A life behind the Santa. The study, conducted by a team of the University of Notre Dame, in the Indiana, involved 216 female yellow baboons who live in the wild in Kenya. The exclusive choice of females was dictated by the fact that males soon abandon the family unit to go in search of another social group: this makes it more difficult to follow them during their lives, and discover how long they live and in what state of health they are.
The team then focused exclusively on femaleswhich in the baboons are the “stable” part of the social group. The 216 specimens, daughters of a total of 102 different fathers, have been followed for all their childhood and adolescence (more or less four years), calculating how long they spent with their father and how much the latter devoted themselves to grooming and other gestures of care and affection. After that, the females have also been followed for their entire adult life, which can last twenty years of age.

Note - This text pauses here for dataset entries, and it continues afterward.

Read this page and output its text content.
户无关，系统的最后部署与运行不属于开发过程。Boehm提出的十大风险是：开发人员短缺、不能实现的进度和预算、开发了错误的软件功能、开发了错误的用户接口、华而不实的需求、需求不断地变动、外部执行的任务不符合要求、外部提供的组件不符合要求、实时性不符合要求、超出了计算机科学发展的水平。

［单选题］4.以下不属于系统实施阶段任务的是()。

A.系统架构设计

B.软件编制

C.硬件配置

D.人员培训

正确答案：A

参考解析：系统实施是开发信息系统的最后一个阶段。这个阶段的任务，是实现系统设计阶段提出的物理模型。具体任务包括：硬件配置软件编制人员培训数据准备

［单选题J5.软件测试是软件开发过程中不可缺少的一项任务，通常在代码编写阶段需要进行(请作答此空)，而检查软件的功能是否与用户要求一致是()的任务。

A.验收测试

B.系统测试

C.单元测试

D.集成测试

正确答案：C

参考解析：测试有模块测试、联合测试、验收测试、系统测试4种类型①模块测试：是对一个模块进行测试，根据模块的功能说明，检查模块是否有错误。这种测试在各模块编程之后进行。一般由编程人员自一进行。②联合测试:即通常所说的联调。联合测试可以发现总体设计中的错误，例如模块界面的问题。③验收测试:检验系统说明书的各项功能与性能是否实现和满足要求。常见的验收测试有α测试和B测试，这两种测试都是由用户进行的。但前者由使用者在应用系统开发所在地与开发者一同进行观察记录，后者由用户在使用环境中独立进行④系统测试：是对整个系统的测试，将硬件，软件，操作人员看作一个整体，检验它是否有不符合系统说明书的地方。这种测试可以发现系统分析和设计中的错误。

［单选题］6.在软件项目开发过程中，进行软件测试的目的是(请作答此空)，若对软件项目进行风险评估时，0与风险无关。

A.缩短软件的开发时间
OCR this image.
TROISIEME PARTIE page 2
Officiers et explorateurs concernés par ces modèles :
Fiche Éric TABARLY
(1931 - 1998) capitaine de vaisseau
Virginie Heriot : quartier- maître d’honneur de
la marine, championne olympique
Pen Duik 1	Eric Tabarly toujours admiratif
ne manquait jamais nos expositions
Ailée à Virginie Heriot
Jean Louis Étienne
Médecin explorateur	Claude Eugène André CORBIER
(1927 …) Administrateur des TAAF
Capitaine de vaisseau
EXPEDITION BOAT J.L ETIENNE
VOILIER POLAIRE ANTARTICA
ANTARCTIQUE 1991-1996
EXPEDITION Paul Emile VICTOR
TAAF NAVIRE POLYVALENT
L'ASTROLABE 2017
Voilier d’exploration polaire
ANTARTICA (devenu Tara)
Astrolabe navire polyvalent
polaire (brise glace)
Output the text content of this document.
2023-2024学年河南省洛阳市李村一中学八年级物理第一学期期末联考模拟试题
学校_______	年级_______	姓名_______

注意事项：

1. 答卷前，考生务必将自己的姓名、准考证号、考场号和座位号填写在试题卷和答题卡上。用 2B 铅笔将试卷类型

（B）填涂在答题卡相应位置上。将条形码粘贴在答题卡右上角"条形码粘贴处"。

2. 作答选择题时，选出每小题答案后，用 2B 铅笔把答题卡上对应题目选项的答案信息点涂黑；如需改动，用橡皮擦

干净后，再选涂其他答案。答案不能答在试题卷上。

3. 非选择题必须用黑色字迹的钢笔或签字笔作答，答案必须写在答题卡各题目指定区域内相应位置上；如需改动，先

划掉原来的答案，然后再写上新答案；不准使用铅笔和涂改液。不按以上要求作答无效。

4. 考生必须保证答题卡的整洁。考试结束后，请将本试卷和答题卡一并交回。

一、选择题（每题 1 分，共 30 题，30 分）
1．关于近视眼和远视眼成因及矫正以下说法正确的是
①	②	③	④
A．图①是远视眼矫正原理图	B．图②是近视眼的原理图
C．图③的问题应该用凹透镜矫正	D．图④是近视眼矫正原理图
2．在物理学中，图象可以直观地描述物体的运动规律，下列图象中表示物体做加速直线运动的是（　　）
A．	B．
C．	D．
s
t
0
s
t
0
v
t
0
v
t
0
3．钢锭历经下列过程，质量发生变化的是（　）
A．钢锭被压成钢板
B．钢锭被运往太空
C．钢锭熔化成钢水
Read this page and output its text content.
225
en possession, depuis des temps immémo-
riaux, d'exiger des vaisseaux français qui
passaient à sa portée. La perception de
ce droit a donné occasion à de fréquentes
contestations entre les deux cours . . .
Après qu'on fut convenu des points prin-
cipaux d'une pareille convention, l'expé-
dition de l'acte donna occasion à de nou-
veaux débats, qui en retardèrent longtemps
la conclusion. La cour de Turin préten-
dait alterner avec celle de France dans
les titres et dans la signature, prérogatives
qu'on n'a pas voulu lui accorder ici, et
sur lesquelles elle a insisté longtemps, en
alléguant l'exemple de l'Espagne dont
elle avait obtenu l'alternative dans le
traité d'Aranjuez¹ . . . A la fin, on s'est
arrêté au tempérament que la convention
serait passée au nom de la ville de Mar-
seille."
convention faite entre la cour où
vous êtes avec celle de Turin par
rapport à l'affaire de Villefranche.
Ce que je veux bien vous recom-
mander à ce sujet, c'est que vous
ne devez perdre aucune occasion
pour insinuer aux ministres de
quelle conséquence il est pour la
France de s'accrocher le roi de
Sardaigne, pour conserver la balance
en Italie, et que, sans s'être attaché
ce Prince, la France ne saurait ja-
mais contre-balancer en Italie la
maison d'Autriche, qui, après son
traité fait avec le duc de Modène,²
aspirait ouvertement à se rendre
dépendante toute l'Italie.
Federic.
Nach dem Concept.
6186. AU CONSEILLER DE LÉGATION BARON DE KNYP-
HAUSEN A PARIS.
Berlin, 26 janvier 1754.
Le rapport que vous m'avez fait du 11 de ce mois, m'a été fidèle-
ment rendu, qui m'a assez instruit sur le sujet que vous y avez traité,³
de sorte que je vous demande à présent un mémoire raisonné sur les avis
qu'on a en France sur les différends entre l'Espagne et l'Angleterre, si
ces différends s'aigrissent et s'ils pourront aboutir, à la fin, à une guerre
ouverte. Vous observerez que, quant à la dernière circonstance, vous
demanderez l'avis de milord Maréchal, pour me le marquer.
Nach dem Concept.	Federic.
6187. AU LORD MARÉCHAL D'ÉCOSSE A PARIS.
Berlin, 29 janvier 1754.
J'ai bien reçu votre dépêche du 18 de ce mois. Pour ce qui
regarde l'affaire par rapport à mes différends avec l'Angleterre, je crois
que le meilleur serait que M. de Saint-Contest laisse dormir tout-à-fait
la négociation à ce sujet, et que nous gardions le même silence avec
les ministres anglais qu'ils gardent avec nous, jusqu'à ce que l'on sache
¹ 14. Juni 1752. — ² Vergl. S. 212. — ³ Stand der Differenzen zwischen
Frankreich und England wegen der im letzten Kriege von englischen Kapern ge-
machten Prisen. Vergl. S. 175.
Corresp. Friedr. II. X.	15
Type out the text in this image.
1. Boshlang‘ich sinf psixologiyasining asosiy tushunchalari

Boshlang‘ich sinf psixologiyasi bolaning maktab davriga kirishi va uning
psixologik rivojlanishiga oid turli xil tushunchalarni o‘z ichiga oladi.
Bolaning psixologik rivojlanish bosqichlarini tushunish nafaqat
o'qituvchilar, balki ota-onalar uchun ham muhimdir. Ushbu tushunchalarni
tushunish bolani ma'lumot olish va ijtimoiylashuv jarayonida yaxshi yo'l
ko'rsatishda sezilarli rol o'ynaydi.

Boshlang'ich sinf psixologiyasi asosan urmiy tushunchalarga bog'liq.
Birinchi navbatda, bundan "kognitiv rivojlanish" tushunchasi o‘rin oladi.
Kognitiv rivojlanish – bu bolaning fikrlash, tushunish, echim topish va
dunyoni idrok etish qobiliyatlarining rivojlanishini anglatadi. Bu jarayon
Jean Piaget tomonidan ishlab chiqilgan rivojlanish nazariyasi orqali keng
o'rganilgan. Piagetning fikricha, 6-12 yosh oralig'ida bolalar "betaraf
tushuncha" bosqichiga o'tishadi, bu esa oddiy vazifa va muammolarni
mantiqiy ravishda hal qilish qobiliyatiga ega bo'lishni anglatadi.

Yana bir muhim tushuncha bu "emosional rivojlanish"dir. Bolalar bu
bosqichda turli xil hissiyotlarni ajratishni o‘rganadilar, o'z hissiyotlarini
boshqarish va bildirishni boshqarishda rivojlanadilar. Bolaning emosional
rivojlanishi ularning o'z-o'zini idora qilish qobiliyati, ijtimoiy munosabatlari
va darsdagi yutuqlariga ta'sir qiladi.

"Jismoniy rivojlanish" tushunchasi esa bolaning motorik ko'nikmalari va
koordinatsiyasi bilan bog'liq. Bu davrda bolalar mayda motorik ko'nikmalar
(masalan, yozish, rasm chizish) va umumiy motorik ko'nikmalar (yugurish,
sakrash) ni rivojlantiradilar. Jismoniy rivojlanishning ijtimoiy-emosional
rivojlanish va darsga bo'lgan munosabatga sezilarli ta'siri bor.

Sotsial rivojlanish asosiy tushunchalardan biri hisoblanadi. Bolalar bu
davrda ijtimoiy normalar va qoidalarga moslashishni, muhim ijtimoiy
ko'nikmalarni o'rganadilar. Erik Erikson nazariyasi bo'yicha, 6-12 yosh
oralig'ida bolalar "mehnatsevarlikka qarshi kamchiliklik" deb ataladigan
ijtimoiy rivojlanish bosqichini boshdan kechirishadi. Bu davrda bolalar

A dad stretches your life. The results demonstrate unequivocally that spending time with the father is good for the baboons. The females who lived more in contact with the parent for the first four years of their life have proven to be healthier and above all more long -lived, coming to live up to four years more than those that were neglected by the parent. Living four more years, for an animal that lives on average 18, means having the chance of get into the world another child: This could be the key to everything.
More chance to reproduce. The male baboons, in fact, aging weaken, and and a certain point stop competing with each other for the females. Not being able to have children anymore, it is possible that they dedicate themselves to the daughters, protecting them and taking care of them, in the hope of lengthening their lives, e then pass their genes indirectly to an extra generation.
This is at least the hypothesis made by the team, which however will be verified, and it is also possible that the explanation is much simpler: a female growing with her father is happier, and this has a positive effect on her health.